Mauritania on the cusp of the digital change -Local cloud founder Yehdhih Ould Mohamed Moctar, Xseeg on local apps, bandwidth shortage and quality issues
2 August 2019
There are a number of larger African country markets that have started the digital change with higher rates of web and app use. But there are other smaller markets where this change has barely begun. Until recently Mauritania was one of those smaller countries. Russell Southwood spoke to Yehdhih Ould Mohamed Moctar, CEO and Founder Xseeg about his plans to open an independent data centre and a local cloud.
For a number of years Moctar has been a software engineer in the USA and became very familiar with the cloud market in the USA, through managing a cloud for IBM. So it was not surprising that he worked out there was a need for this kind of service in his home country.
“I went to the telecoms companies and the biggest motivation was accessing content which (with local bandwidth) was terrible. I said to them, maybe if we build a local cloud, the OTTs might bring the content to us for local caching”.
Mauritania was once a relatively sleepy Francophone country but recently the start-up wave sweeping Africa has seen the opening of Startup Mauritania, a local start-up accelerator. Mauritania does a lot of trade with China and Europe and with oil and gas coming on stream, this trade is expected to grow larger. Post the recent elections - in which the winning candidate’s victory was contested – things are taking time to settle down.
When Facebook was first available in Mauritania, everybody said the country was not really ready for it. Two months later, everyone was using it and there are now 770,000 users. Moctar estimates that 50% of mobile users own smartphones and featurephones that can access the internet and that most of them are using Facebook and WhatsApp. He recalls a conversation with a local telco where the person was speaking to said:” If the bandwidth was faster, no-one would use the phone!”
There are not many multimedia apps but some basic apps. In the capital Nouakchott, there is an Uber-like app called TransVip from a local company:” Their users connect and make a taxi reservation. They can also track the arrival of the taxi they have ordered. They’ve done an iOS version but they’re still testing the Android version”.
Netflix lists Mauritania as an African country it’s available in but he says he doesn’t know how many users there are:” I have access to Netflix here in Nouakchott but it’s through my US account. Things are moving very fast on one dimension but very slowly on another”.
Moctar’s own company understands the importance of local content has various plans in place.:We have a website under development that is like a Course Management System, which will be able to offer multimedia course content for a prominent Mauritanian polytechnic. It was content I was going to offer and I will encourage other professors to do a lot of YouTube and multimedia content”.
“We’re also in the process of launching a medical management system for hospitals with an open EMR. We want to see if the local hospitals can benefit from using it. We also have another mobile app, a scheduling app for Kinross, a mining company. (which is investing in theTasiast gold mine)… The problem is the content. If there is a cloud and data centre, they can access multimedia content”.
“We want to host some apps and websites and the next step is to build a proper data centre. At the moment we have a server room. With a small data centre, we would run everything. I’m still looking for a collaboration with local telcos to get more bandwidth. These things take time”.
He has started a discussion with one of the larger telcos which has two data centres, one in East Africa and one in Dubai. It doesn’t yet have a cloud on its premises but has not yet budgeted for it. It wants to be able to host multimedia content and run digital advertising through a local cloud.

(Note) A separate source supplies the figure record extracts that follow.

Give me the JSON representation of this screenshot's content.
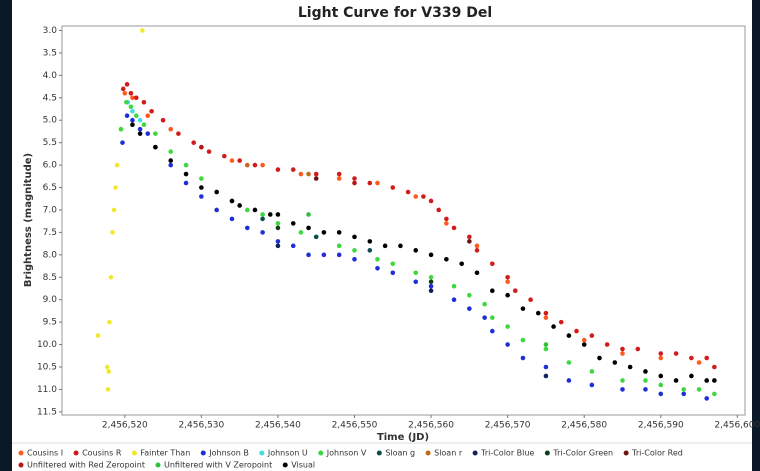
{
  "chart_data": {
    "type": "scatter",
    "title": "Light Curve for V339 Del",
    "x_label": "Time (JD)",
    "y_label": "Brightness (magnitude)",
    "xlim": [
      2456511.8,
      2456601
    ],
    "ylim": [
      11.57,
      2.9
    ],
    "xticks": [
      {
        "value": 2456520,
        "label": "2,456,520"
      },
      {
        "value": 2456530,
        "label": "2,456,530"
      },
      {
        "value": 2456540,
        "label": "2,456,540"
      },
      {
        "value": 2456550,
        "label": "2,456,550"
      },
      {
        "value": 2456560,
        "label": "2,456,560"
      },
      {
        "value": 2456570,
        "label": "2,456,570"
      },
      {
        "value": 2456580,
        "label": "2,456,580"
      },
      {
        "value": 2456590,
        "label": "2,456,590"
      },
      {
        "value": 2456600,
        "label": "2,456,600"
      }
    ],
    "yticks": [
      {
        "value": 3,
        "label": "3.0"
      },
      3.5,
      {
        "value": 4,
        "label": "4.0"
      },
      4.5,
      {
        "value": 5,
        "label": "5.0"
      },
      5.5,
      {
        "value": 6,
        "label": "6.0"
      },
      6.5,
      {
        "value": 7,
        "label": "7.0"
      },
      7.5,
      {
        "value": 8,
        "label": "8.0"
      },
      8.5,
      {
        "value": 9,
        "label": "9.0"
      },
      9.5,
      {
        "value": 10,
        "label": "10.0"
      },
      10.5,
      {
        "value": 11,
        "label": "11.0"
      },
      11.5
    ],
    "series": [
      {
        "name": "Cousins I",
        "color": "#ff5a1e",
        "x": [
          2456520,
          2456521,
          2456523,
          2456526,
          2456530,
          2456534,
          2456538,
          2456543,
          2456548,
          2456553,
          2456558,
          2456562,
          2456566,
          2456570,
          2456575,
          2456580,
          2456585,
          2456590,
          2456595
        ],
        "values": [
          4.4,
          4.5,
          4.9,
          5.2,
          5.6,
          5.9,
          6.0,
          6.2,
          6.3,
          6.4,
          6.7,
          7.3,
          7.8,
          8.6,
          9.4,
          9.9,
          10.2,
          10.3,
          10.4
        ]
      },
      {
        "name": "Cousins R",
        "color": "#d21c1c",
        "x": [
          2456519.8,
          2456520.3,
          2456520.8,
          2456521.5,
          2456522.5,
          2456523.5,
          2456525,
          2456527,
          2456529,
          2456531,
          2456533,
          2456535,
          2456537,
          2456540,
          2456542,
          2456545,
          2456548,
          2456550,
          2456552,
          2456555,
          2456557,
          2456559,
          2456560,
          2456561,
          2456562,
          2456563,
          2456565,
          2456566,
          2456568,
          2456570,
          2456571,
          2456573,
          2456575,
          2456577,
          2456579,
          2456581,
          2456583,
          2456585,
          2456587,
          2456590,
          2456592,
          2456594,
          2456596,
          2456597
        ],
        "values": [
          4.3,
          4.2,
          4.4,
          4.5,
          4.6,
          4.8,
          5.0,
          5.3,
          5.5,
          5.7,
          5.8,
          5.9,
          6.0,
          6.1,
          6.1,
          6.2,
          6.2,
          6.3,
          6.4,
          6.5,
          6.6,
          6.7,
          6.8,
          7.0,
          7.2,
          7.4,
          7.6,
          7.9,
          8.2,
          8.5,
          8.8,
          9.0,
          9.3,
          9.5,
          9.7,
          9.8,
          10.0,
          10.1,
          10.1,
          10.2,
          10.2,
          10.3,
          10.3,
          10.5
        ]
      },
      {
        "name": "Fainter Than",
        "color": "#f2e82a",
        "x": [
          2456516.5,
          2456517.7,
          2456517.8,
          2456517.9,
          2456518.0,
          2456518.2,
          2456518.4,
          2456518.6,
          2456518.8,
          2456519.0,
          2456522.3
        ],
        "values": [
          9.8,
          10.5,
          11.0,
          10.6,
          9.5,
          8.5,
          7.5,
          7.0,
          6.5,
          6.0,
          3.0
        ]
      },
      {
        "name": "Johnson B",
        "color": "#1f2fd8",
        "x": [
          2456519.7,
          2456520.3,
          2456521,
          2456522,
          2456523,
          2456524,
          2456526,
          2456528,
          2456530,
          2456532,
          2456534,
          2456536,
          2456538,
          2456540,
          2456542,
          2456544,
          2456546,
          2456548,
          2456550,
          2456553,
          2456555,
          2456558,
          2456560,
          2456563,
          2456565,
          2456567,
          2456568,
          2456570,
          2456572,
          2456575,
          2456578,
          2456581,
          2456585,
          2456588,
          2456590,
          2456593,
          2456596
        ],
        "values": [
          5.5,
          4.9,
          5.0,
          5.2,
          5.3,
          5.6,
          6.0,
          6.4,
          6.7,
          7.0,
          7.2,
          7.4,
          7.5,
          7.7,
          7.8,
          8.0,
          8.0,
          8.0,
          8.1,
          8.3,
          8.4,
          8.6,
          8.7,
          9.0,
          9.2,
          9.4,
          9.7,
          10.0,
          10.3,
          10.5,
          10.8,
          10.9,
          11.0,
          11.0,
          11.1,
          11.1,
          11.2
        ]
      },
      {
        "name": "Johnson U",
        "color": "#3fe0e0",
        "x": [
          2456520.4,
          2456521.0,
          2456522.0
        ],
        "values": [
          4.6,
          4.8,
          5.0
        ]
      },
      {
        "name": "Johnson V",
        "color": "#3ed83e",
        "x": [
          2456519.5,
          2456520.2,
          2456520.8,
          2456521.5,
          2456522.5,
          2456524,
          2456526,
          2456528,
          2456530,
          2456532,
          2456534,
          2456536,
          2456538,
          2456540,
          2456543,
          2456545,
          2456548,
          2456550,
          2456553,
          2456555,
          2456558,
          2456560,
          2456563,
          2456565,
          2456567,
          2456568,
          2456570,
          2456572,
          2456575,
          2456578,
          2456581,
          2456585,
          2456588,
          2456590,
          2456593,
          2456595,
          2456597
        ],
        "values": [
          5.2,
          4.6,
          4.7,
          4.9,
          5.1,
          5.3,
          5.7,
          6.0,
          6.3,
          6.6,
          6.8,
          7.0,
          7.1,
          7.3,
          7.5,
          7.6,
          7.8,
          7.9,
          8.1,
          8.2,
          8.4,
          8.5,
          8.7,
          8.9,
          9.1,
          9.4,
          9.6,
          9.9,
          10.1,
          10.4,
          10.6,
          10.8,
          10.8,
          10.9,
          11.0,
          11.0,
          11.1
        ]
      },
      {
        "name": "Sloan g",
        "color": "#0c4f4f",
        "x": [
          2456538,
          2456545,
          2456552
        ],
        "values": [
          7.2,
          7.6,
          7.9
        ]
      },
      {
        "name": "Sloan r",
        "color": "#c46a1a",
        "x": [
          2456536,
          2456544
        ],
        "values": [
          6.0,
          6.2
        ]
      },
      {
        "name": "Tri-Color Blue",
        "color": "#13205e",
        "x": [
          2456540,
          2456560,
          2456575
        ],
        "values": [
          7.8,
          8.8,
          10.7
        ]
      },
      {
        "name": "Tri-Color Green",
        "color": "#0f3d16",
        "x": [
          2456540,
          2456560
        ],
        "values": [
          7.4,
          8.6
        ]
      },
      {
        "name": "Tri-Color Red",
        "color": "#6e1414",
        "x": [
          2456545,
          2456565
        ],
        "values": [
          6.3,
          7.7
        ]
      },
      {
        "name": "Unfiltered with Red Zeropoint",
        "color": "#b81414",
        "x": [
          2456530,
          2456550
        ],
        "values": [
          5.6,
          6.4
        ]
      },
      {
        "name": "Unfiltered with V Zeropoint",
        "color": "#2fbf3a",
        "x": [
          2456544,
          2456575
        ],
        "values": [
          7.1,
          10.0
        ]
      },
      {
        "name": "Visual",
        "color": "#000000",
        "x": [
          2456521,
          2456522,
          2456524,
          2456526,
          2456528,
          2456530,
          2456532,
          2456534,
          2456535,
          2456537,
          2456539,
          2456540,
          2456542,
          2456544,
          2456546,
          2456548,
          2456550,
          2456552,
          2456554,
          2456556,
          2456558,
          2456560,
          2456562,
          2456564,
          2456566,
          2456568,
          2456570,
          2456572,
          2456574,
          2456576,
          2456578,
          2456580,
          2456582,
          2456584,
          2456586,
          2456588,
          2456590,
          2456592,
          2456594,
          2456596,
          2456597
        ],
        "values": [
          5.1,
          5.3,
          5.6,
          5.9,
          6.2,
          6.5,
          6.6,
          6.8,
          6.9,
          7.0,
          7.1,
          7.1,
          7.3,
          7.4,
          7.5,
          7.5,
          7.6,
          7.7,
          7.8,
          7.8,
          7.9,
          8.0,
          8.1,
          8.2,
          8.4,
          8.8,
          8.9,
          9.2,
          9.3,
          9.6,
          9.8,
          10.0,
          10.3,
          10.4,
          10.5,
          10.6,
          10.7,
          10.8,
          10.7,
          10.8,
          10.8
        ]
      }
    ]
  }
}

The second of the two private telcos has its own servers and might be interested. The snag? The Government has increased its taxes arbitrarily. As a result it now says it is loss-making and doesn’t want to invest more at the moment.
There are no independent data centres in the country. The Government is building a data centre so people can host on its server:”It is interested in us as a client. But we don’t know what the current status is. It was talking about completion in February or March 2020”.
“Our data centre will also be an IXP. A big room full of racks and either Tier II or Tier III. But we’re stuck in a ‘chicken-and-egg” situation at the moment. We have to provide services to encourage people to use them”.
The cost of data from the main providers is US$40-50 per month or US$10-12 on a weekly basis or US$2 on a daily basis. Most people buy on a daily basis:”The price is high but most people have access.” Quality has improved from a year ago but it’s still not great. We need better international connectivity and need to have a local cloud otherwise things will be limited by bandwidth”.
There are no independent ISPs so Xseeg is also thinking about becoming one. At present, Xseeg is self-funded but is in the process of looking for investors:”We’re now seeing interest from a lot of different people.”